Conforme o inquérito conduzido pelo delegado do Departamento Estadual de Crimes Contra a Administração Pública (Dercap), Augusto Zenon, os três servidores foram indiciados pelos crimes de promoção de fuga de pessoa legalmente presa, inserção de dados falsos em sistema de informações da Administração Pública, falsificação de documento público, falsidade ideológica e prevaricação.

As investigações apontam que a fuga foi viabilizada por meio de um alvará de soltura falsificado, que simulava ter sido expedido pelo Poder Judiciário. A partir desse documento, também teria sido confeccionada uma guia de soltura fraudulenta, permitindo que o apenado deixasse a unidade prisional pela porta principal, sem despertar suspeitas dos servidores responsáveis pela conferência documental.

Segundo o inquérito, um policial penal que atuava no setor do INFOPEN foi o responsável por arquitetar e executar toda a fraude. Além de falsificar os documentos utilizados na saída do preso, ele teria realizado sucessivas inserções falsas no sistema informatizado da administração penitenciária, simulando movimentações inexistentes do apenado, como remoções para centro terapêutico, retornos fictícios, transferências entre módulos e encaminhamento para hospital. O objetivo, conforme a investigação, era mascarar a evasão e dificultar sua descoberta.

A Polícia Civil também identificou adulterações em documentos administrativos da PMEC, incluindo o Livro Físico do INFOPEN, com omissões e registros ideologicamente falsos destinados a alterar artificialmente o efetivo carcerário da unidade e esconder a fuga.

Além do servidor apontado como mentor da fraude, outros dois policiais penais foram indiciados por prevaricação. Conforme o Dercap, ambos tiveram conhecimento de inconsistências relacionadas à situação prisional de William, chegaram a realizar consultas específicas no sistema para verificar as divergências, mas deixaram de adotar as providências funcionais que lhes cabiam.

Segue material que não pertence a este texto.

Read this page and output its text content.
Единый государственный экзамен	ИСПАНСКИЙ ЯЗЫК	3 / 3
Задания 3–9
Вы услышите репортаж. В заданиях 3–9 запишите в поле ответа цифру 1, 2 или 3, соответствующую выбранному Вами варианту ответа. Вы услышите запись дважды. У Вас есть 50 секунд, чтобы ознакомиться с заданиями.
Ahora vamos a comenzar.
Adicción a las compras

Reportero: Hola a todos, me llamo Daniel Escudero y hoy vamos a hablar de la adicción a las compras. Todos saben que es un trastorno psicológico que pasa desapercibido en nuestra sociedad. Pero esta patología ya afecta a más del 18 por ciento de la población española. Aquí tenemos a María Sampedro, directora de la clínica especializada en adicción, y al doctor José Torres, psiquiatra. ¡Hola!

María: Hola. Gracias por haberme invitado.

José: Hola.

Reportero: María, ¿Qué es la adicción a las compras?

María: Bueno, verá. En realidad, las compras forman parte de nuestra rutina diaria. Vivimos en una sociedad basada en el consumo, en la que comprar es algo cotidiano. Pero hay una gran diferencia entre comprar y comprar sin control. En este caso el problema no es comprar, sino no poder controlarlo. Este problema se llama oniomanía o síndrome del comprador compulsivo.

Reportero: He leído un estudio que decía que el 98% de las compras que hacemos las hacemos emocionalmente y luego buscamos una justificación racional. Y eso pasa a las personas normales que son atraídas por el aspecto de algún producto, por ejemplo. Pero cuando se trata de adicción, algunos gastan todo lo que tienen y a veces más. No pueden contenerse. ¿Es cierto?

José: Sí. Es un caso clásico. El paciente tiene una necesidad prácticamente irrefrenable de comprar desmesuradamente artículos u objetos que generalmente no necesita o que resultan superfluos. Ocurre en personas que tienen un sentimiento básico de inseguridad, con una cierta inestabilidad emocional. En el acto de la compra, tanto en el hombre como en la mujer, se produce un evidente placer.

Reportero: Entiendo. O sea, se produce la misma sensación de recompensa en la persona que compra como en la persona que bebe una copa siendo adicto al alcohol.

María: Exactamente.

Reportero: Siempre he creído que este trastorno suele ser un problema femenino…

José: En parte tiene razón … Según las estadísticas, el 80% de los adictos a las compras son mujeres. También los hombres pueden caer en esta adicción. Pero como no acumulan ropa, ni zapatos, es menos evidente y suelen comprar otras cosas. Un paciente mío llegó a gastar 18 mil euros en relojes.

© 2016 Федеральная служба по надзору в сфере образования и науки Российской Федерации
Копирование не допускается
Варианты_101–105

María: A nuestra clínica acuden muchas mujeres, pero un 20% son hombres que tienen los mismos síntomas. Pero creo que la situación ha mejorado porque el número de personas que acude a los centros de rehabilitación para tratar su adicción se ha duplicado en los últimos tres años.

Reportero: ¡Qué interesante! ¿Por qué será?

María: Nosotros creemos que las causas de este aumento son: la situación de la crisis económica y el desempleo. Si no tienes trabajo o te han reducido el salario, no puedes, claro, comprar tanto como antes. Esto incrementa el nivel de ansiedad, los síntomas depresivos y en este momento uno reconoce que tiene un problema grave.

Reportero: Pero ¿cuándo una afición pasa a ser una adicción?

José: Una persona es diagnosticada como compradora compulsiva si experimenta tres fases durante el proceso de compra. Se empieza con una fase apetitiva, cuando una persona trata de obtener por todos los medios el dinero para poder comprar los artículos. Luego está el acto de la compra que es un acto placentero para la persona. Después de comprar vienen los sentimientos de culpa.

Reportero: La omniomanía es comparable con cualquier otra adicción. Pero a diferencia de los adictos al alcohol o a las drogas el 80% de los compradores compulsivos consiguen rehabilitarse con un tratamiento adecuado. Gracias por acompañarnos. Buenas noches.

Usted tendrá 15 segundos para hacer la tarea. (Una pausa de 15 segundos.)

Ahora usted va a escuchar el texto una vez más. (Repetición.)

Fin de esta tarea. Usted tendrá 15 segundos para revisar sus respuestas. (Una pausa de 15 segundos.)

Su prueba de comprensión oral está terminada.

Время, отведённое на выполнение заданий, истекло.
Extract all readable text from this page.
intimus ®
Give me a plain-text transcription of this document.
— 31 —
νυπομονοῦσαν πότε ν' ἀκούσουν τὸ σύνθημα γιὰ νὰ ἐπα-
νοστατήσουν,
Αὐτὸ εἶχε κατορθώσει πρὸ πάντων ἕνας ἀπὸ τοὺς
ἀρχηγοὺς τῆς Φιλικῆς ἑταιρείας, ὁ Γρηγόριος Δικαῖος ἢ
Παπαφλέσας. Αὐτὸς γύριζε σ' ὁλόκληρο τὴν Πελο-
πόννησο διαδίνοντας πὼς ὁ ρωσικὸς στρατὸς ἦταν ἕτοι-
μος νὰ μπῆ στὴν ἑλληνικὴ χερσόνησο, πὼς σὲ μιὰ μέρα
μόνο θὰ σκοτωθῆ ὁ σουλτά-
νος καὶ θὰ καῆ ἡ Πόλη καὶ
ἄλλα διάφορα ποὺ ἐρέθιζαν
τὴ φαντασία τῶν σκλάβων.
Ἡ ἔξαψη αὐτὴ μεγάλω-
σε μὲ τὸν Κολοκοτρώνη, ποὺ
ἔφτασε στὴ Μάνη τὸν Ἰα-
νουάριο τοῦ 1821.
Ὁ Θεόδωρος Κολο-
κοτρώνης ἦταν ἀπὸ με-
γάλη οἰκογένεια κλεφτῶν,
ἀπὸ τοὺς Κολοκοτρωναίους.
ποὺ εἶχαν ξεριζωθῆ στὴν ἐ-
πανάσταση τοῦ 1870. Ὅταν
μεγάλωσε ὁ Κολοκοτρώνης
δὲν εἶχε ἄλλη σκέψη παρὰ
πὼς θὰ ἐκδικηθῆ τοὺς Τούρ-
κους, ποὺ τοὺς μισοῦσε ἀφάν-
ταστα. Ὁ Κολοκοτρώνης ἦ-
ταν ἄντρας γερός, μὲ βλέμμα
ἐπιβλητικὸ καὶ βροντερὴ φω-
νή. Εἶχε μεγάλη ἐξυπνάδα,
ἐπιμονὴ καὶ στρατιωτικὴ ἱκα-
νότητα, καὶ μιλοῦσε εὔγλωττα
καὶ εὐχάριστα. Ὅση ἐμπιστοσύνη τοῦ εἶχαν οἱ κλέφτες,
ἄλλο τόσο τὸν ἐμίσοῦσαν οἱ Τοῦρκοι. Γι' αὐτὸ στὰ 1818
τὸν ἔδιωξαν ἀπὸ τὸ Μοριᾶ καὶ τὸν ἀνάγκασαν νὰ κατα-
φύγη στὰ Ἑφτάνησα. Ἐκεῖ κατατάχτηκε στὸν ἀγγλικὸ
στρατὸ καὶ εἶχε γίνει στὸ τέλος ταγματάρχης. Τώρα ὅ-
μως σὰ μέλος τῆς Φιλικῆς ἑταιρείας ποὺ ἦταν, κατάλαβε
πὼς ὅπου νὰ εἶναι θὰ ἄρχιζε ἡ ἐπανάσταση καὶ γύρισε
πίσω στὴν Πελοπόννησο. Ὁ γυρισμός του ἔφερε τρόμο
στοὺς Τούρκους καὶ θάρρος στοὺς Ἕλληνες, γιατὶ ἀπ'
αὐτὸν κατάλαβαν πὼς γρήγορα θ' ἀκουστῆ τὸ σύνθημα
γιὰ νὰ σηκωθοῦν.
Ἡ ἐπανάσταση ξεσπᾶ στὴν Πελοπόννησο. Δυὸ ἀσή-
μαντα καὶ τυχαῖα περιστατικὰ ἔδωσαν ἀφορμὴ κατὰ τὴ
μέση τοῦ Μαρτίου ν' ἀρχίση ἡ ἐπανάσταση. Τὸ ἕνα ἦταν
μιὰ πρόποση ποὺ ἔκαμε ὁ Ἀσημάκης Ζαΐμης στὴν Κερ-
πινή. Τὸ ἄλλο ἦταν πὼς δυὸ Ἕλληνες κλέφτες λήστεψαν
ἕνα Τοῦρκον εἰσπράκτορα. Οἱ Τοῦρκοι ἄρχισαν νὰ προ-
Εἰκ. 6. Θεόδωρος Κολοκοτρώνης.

A investigação foi conduzida pela 1ª Delegacia de Repressão aos Crimes Contra a Administração Pública Municipal e reuniu análises de registros do INFOPEN, imagens do sistema de videomonitoramento da penitenciária, auditorias da Polícia Penal, documentos administrativos, extração de celulares apreendidos e depoimentos de policiais penais, testemunhas e investigados.

William Ramos Silveira, apontado pela Polícia Civil como uma das principais lideranças da facção Bala na Cara e condenado por diversos crimes graves, segue foragido. A fuga ocorreu em 21 de maio deste ano.